2 – Les logiques sociales des usages paroissiaux du sacré

Le recours à la religion participait en effet de la création et de l’entretien des liens sociaux qui structuraient à différentes échelles les groupes d’habitants du territoire paroissial, quand ce dernier recouvrait l’espace vécu par les occupants de la périphérie urbaine. Le thème a déjà été abordé, au cours du chapitre précédent, du point de vue de l’intention missionnaire des animateurs de Notre-Dame Saint-Alban. Mais les usages que les paroissiens pouvaient faire des services et des équipements de leur paroisse ne correspondaient pas forcément au projet religieux et social qui leur était proposé. Ces usages reposaient sur d’autres logiques, qu’il convient d’analyser du point de vue cette fois du groupe paroissial, non plus entendu comme la communauté paroissiale rêvée par l’abbé Remillieux, mais comme l’agrégation d’habitants du territoire paroissial formant un groupe, à la composition et aux contours variables, et se retrouvant dans leur usage commun de la paroisse.
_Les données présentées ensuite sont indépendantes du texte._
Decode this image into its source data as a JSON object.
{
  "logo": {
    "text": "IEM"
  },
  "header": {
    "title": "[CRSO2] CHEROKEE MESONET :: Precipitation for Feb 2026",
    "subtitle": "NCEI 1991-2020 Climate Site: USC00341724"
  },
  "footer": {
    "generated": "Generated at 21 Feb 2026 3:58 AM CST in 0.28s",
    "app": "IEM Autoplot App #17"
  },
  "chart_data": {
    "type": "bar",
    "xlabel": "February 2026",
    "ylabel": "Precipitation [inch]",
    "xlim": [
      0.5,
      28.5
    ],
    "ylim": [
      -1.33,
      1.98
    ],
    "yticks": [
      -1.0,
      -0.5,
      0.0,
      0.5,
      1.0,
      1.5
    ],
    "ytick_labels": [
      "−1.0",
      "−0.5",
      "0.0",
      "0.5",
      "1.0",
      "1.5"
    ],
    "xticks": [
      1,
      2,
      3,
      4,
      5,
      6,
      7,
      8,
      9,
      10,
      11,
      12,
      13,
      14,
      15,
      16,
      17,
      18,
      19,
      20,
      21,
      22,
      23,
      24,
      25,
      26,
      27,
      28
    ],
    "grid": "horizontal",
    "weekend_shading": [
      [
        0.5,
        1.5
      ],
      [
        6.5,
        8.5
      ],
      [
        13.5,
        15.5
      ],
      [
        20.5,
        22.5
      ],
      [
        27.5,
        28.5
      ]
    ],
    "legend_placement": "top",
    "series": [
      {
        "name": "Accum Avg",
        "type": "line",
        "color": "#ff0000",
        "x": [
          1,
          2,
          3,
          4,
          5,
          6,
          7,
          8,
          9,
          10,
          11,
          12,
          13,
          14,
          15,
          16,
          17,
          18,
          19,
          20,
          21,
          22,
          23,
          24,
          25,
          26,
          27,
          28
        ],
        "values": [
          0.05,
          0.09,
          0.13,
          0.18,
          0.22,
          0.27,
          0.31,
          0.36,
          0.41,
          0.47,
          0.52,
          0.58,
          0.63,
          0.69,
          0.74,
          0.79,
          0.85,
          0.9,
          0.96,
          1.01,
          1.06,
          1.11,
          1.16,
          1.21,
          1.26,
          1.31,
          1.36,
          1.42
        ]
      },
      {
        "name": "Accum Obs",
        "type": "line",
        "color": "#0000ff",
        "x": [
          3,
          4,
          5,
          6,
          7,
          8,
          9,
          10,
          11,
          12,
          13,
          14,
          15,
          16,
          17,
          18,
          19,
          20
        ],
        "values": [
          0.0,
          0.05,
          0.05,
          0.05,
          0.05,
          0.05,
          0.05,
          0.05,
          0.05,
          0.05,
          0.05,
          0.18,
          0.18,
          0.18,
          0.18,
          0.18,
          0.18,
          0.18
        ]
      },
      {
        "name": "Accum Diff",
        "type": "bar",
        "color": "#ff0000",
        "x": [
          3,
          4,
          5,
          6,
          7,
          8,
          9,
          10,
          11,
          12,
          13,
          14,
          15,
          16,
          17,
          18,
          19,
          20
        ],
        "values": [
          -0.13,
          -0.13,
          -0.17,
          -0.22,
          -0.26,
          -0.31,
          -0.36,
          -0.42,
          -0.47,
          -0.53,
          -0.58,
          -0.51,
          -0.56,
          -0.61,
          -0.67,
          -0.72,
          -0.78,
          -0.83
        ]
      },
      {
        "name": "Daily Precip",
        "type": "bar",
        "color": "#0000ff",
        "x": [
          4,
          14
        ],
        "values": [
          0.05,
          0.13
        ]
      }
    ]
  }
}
Les pratiques religieuses et sociales répondaient parfois aux objectifs des promoteurs de la mission, mais quand elles semblaient leur échapper et qu’ils dénonçaient un usage formaliste et utilitariste du sacré, elles n’en demeuraient pas moins les témoins d’une forme de sociabilité se déployant dans la ville, et c’est leur caractère positif qu’il faut ici envisager. Autrement dit, la problématique, plus facile à mettre en œuvre quand il s’agit d’étudier les paroissiens engagés à divers titres dans les œuvres paroissiales, peut aussi servir de fil conducteur à la compréhension du recours au sacré chez des paroissiens détachés d’une pratique régulière et résistant aux velléités missionnaires de leur curé. C’est au cours de ce développement qu’on empruntera à des sociologues ou à des anthropologues certaines de leurs grilles de lecture pour aborder le fonctionnement de la communauté paroissiale, ses rapports à la mort ou à la ville, comme les usages que les habitants du territoire paroissial faisaient du religieux.